Checksums don’t protect you from a malicious website host, they protect you from people who hack the website host, or from transmission errors. I have a file that I want to share. I want to make sure everyone who downloads it can verify that they got the same file I put up there – no corruption on the download, not been replaced with some virus-laden copy by a bad actor.

So I take the file, and run a program that reads through and creates a number – the checksum – from the bytes of my file. I post the checksum next to the download, so that someone can download the file, run it through the same program, and make sure they get the same number out. If their program gives the same checksum as what I posted, they can feel confident that they have the same file that they’re supposed to have.

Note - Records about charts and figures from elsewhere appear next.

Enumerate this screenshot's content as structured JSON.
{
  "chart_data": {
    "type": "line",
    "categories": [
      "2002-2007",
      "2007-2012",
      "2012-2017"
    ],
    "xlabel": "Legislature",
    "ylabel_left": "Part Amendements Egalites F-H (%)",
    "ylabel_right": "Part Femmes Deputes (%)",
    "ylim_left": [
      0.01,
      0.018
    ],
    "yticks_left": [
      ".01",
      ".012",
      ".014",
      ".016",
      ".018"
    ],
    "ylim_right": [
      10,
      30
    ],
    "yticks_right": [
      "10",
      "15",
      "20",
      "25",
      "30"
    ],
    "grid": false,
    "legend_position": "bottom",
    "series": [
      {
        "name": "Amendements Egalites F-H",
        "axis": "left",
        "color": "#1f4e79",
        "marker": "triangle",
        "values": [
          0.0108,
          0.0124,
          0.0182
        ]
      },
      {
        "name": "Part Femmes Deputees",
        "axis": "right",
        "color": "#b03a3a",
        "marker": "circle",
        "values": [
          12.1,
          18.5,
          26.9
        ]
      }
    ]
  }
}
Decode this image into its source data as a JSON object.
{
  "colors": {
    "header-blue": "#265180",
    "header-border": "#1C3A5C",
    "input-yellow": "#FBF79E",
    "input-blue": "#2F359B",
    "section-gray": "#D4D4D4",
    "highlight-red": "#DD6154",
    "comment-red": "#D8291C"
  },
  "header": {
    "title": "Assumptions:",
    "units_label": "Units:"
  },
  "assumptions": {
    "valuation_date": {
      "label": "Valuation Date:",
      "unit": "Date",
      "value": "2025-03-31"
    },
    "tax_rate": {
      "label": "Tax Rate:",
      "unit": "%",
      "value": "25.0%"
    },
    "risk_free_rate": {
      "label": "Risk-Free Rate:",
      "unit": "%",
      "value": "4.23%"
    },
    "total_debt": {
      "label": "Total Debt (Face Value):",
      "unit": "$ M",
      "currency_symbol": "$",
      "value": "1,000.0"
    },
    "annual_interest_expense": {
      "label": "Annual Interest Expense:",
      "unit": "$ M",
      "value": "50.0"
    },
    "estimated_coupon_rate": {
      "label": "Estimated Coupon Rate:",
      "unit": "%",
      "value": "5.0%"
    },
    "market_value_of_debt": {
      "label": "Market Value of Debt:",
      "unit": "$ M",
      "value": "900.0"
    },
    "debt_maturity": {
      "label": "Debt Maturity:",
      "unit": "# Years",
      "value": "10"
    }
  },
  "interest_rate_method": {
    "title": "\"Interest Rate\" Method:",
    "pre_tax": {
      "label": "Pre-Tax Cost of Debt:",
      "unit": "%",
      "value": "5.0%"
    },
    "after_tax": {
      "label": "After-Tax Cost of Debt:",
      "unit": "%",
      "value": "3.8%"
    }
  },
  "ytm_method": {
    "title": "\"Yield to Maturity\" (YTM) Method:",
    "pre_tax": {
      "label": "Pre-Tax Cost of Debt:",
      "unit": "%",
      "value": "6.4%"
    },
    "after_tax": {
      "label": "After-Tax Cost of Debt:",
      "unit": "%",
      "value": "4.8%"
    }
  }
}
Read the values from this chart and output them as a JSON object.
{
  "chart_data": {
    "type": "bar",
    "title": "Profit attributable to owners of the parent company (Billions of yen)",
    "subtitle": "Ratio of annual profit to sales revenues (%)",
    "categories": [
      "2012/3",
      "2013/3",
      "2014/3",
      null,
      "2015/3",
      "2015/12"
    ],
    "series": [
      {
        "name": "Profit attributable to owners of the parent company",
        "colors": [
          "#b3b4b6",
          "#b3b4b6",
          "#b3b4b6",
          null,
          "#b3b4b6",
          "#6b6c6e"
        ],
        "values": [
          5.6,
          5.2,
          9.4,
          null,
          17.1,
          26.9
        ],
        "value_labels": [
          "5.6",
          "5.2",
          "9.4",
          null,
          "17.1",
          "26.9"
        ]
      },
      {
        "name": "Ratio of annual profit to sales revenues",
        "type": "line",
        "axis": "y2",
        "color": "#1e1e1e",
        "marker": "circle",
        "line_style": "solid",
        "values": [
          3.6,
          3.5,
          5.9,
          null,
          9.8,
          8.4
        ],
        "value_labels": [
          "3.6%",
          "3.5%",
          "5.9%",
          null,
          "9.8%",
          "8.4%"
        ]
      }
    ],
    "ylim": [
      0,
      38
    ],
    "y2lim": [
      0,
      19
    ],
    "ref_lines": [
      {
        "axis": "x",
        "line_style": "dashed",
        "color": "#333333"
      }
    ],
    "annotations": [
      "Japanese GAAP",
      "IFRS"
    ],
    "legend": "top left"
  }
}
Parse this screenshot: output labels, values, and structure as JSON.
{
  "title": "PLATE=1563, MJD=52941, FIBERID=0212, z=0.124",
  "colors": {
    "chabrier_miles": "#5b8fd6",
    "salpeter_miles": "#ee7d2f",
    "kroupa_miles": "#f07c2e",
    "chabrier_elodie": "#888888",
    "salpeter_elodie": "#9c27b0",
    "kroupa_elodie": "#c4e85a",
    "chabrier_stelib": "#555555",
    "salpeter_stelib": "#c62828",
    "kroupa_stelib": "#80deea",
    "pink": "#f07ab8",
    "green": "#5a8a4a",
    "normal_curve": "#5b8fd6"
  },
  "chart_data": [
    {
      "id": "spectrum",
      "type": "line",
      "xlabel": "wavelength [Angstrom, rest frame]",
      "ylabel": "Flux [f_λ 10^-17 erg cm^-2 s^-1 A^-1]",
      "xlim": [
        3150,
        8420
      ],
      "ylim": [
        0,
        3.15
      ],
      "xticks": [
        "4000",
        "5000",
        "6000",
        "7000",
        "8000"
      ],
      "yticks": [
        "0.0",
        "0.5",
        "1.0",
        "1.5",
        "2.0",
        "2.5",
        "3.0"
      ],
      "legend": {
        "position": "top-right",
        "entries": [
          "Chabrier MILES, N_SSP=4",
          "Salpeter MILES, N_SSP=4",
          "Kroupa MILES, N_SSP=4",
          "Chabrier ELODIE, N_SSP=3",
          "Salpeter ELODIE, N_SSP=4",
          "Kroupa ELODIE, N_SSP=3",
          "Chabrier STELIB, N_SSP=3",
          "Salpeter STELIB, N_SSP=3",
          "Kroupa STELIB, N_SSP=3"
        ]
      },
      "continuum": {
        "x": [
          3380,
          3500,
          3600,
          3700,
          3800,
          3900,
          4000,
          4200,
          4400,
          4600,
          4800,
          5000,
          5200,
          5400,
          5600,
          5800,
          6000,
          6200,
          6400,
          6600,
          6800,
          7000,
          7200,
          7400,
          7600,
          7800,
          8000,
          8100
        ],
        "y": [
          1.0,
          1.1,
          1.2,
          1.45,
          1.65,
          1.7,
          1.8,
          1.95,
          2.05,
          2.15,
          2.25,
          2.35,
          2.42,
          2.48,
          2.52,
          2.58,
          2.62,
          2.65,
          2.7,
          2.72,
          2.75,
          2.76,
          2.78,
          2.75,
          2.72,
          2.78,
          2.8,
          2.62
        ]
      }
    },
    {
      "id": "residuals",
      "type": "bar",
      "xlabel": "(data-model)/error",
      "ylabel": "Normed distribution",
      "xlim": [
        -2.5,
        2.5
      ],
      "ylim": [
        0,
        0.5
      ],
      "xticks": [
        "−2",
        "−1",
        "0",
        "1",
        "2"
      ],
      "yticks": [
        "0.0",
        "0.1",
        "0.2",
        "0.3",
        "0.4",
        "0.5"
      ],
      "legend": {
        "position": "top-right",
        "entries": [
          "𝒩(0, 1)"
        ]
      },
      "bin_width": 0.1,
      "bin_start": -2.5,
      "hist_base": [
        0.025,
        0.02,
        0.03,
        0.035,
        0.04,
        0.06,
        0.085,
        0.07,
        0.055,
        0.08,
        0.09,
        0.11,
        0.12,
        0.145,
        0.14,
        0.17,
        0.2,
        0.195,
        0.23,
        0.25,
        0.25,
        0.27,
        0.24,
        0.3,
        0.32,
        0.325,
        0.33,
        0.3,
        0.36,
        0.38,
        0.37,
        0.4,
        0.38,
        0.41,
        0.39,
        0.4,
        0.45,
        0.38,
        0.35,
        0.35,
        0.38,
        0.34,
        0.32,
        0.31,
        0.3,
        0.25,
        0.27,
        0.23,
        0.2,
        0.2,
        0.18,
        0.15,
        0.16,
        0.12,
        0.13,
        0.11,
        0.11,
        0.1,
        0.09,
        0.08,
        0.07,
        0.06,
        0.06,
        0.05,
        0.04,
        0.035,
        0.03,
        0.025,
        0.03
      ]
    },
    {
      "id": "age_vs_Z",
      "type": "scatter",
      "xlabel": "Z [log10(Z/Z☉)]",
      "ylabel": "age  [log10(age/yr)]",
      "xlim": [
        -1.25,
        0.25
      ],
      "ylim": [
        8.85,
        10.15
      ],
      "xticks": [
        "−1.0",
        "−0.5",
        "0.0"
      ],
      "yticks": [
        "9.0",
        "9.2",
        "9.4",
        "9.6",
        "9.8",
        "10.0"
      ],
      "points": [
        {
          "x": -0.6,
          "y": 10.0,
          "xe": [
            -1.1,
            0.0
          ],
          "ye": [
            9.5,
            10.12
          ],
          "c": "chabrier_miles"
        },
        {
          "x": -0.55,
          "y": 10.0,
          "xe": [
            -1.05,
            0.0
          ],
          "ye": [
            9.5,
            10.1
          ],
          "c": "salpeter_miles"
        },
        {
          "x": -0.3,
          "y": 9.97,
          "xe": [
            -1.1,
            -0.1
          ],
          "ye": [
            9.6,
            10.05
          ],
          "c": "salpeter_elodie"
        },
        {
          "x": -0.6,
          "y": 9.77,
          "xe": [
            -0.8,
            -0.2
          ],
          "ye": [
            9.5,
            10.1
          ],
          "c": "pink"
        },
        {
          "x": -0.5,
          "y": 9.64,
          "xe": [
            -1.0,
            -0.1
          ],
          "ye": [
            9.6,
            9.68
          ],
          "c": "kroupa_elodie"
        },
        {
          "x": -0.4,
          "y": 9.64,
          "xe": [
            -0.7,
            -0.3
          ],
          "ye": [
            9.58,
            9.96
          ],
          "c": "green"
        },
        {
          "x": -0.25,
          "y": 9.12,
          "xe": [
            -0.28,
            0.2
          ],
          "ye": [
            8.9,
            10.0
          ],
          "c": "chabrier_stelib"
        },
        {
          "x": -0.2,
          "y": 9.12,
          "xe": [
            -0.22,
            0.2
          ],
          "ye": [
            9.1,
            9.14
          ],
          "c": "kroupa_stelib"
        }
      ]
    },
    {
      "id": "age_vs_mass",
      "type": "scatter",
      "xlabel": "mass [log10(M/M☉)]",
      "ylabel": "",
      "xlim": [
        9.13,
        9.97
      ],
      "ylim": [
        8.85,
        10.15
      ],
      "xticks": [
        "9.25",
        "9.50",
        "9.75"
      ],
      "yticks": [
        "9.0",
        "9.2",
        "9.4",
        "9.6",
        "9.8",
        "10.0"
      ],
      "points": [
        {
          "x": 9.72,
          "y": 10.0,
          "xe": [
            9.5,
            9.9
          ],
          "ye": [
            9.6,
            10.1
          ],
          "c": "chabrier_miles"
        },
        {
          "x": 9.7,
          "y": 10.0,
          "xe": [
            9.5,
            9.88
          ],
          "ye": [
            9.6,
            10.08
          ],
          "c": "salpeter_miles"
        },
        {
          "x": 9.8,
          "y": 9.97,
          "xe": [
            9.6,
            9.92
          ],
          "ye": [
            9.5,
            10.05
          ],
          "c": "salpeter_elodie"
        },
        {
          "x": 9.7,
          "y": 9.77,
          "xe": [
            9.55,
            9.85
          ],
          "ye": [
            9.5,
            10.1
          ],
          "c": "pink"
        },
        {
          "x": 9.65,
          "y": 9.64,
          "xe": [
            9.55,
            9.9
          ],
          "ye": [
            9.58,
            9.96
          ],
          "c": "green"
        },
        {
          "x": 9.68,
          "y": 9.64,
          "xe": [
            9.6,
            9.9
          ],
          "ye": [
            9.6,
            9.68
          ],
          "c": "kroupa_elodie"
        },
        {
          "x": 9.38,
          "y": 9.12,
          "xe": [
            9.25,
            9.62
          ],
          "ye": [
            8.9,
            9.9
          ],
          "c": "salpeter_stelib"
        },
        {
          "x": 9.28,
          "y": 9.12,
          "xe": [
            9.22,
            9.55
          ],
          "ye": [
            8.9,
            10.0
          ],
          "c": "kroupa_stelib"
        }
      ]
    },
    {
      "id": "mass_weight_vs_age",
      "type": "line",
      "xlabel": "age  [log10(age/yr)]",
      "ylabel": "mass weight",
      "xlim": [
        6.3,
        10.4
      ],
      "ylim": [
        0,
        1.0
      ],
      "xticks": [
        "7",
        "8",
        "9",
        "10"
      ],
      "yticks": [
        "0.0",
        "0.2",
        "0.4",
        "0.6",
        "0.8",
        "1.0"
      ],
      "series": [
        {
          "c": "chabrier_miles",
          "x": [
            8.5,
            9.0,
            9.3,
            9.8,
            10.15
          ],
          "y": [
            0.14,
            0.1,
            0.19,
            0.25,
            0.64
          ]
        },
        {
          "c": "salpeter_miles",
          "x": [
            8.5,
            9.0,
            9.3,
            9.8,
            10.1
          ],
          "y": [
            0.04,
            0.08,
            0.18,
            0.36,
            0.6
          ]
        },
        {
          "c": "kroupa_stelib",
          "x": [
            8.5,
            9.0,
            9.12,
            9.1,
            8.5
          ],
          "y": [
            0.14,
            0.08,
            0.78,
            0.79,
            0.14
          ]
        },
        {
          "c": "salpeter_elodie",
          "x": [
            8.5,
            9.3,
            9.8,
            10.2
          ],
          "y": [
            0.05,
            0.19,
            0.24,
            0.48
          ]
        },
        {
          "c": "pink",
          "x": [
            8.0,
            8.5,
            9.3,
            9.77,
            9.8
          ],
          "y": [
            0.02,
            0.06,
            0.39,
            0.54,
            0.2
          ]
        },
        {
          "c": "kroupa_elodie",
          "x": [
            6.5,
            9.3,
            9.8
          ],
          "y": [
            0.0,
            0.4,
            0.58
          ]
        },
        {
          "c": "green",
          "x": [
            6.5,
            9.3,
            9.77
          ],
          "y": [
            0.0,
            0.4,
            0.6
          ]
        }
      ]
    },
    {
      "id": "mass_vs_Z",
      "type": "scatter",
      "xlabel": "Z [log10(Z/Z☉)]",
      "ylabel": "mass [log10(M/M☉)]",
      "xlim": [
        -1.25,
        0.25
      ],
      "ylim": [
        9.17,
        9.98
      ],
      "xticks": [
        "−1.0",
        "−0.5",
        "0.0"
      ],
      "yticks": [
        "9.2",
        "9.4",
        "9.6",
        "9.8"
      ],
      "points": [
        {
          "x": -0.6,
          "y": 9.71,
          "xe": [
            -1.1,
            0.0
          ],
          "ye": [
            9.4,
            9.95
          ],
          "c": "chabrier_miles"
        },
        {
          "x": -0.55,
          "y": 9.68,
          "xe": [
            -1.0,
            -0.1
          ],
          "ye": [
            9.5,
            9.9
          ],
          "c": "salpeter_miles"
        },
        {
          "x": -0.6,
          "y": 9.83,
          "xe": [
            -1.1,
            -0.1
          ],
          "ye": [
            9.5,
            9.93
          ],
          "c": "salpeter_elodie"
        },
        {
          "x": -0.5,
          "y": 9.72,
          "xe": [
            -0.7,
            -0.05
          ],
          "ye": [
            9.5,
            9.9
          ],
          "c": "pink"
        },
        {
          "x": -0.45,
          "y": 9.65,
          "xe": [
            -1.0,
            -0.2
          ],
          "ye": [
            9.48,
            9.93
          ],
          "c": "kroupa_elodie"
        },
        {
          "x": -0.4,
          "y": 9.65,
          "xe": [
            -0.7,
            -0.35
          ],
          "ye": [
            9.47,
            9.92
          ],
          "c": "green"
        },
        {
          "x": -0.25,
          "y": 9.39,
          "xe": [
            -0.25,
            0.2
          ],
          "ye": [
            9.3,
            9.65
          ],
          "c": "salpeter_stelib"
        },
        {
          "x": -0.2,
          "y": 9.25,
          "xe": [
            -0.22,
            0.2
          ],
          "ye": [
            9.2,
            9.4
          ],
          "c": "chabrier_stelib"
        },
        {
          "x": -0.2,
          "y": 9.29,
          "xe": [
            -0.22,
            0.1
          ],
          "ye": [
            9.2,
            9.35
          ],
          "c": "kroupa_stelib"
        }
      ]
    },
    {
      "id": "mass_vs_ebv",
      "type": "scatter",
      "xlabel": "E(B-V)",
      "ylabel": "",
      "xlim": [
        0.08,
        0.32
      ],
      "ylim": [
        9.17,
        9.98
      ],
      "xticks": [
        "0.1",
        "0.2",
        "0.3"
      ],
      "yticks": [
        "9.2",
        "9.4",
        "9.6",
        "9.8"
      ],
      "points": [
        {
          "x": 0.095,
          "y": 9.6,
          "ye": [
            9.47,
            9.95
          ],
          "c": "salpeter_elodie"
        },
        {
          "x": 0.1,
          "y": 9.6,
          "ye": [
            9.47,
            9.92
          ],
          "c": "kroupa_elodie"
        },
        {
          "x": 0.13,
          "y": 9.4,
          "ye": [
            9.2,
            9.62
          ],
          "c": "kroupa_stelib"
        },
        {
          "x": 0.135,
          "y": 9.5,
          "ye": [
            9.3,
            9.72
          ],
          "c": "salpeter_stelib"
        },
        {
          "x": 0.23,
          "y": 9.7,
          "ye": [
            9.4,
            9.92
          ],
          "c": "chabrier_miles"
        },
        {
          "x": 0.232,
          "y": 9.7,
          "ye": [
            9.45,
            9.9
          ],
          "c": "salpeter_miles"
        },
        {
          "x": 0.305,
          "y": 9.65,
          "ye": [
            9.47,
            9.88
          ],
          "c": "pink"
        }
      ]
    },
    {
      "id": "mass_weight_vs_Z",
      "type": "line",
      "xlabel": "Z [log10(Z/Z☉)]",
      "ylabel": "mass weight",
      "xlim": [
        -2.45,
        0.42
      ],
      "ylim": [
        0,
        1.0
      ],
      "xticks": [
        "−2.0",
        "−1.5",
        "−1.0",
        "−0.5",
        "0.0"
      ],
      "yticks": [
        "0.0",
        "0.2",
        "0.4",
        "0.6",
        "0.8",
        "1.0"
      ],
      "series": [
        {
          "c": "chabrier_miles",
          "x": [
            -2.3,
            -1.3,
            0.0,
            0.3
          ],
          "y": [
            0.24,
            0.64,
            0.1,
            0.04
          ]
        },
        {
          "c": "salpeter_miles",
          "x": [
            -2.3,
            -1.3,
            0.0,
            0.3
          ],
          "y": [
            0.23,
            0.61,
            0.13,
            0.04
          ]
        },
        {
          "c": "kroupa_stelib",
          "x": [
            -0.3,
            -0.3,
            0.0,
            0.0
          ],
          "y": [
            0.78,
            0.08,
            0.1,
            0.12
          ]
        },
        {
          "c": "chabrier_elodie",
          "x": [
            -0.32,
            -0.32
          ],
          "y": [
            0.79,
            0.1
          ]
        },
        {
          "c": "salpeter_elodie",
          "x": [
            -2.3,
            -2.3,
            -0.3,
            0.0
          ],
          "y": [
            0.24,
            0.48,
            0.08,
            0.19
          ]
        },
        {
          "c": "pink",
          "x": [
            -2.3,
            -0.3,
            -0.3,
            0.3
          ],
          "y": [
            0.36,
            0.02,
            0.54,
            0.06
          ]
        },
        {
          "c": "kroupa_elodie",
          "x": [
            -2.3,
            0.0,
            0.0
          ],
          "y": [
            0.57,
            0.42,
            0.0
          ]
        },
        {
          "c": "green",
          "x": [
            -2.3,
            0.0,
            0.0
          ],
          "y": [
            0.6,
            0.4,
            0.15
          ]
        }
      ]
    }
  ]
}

For a super simple example of how the checksum part works, let’s use a very short text file and a very simple checksum algorithm. We’ll add all the bytes and look at the last digit of that sum.

File: `74 68 69 73 20 69 73 20 61 20 74 65 73 74`, Checksum: 3

If you sum all those numbers, you get 833. So the Checksum is 3. If someone downloads the file from my site and their program adds the bytes and it ends in 4, then _something_ went wrong.

Checksums get more complicated, of course, that math is far too simple to use for important stuff, but it’s all basically the same regardless of exactly how you calculate them.

Anonymous 0 Comments

You’re asking how to secure trust in a zero trust environment, and I don’t know how to ELI5 it.

You trust someone. And that someone provides you with the checksum of the file. So now you’re able to use that checksum to verify your trust in a file shared by anyone else.

If you don’t trust the person offering the checksum, then all it does is confirm that you got the same version as they had. No download glitch. No technical errors when sending the file to you. But still not a file you can clearly trust.

Anonymous 0 Comments

chekcsum checks for errors during file transfer. unfortunately, every once in a while there is a bitflip during a packet transfer. now, each packet has its own checksum but with a teeny tiny probability an error is large enough to remain undetected. This is why especially for big files, you also get a checksum.

Finally, you can use checksums to ensure that we got the right file. e.g. some install scripts have parts that work like “first download this file and before we try to do anything with it, we check its checksum with the value that we got from the file that worked during my own test”. In that case the checksum is embedded in the install script.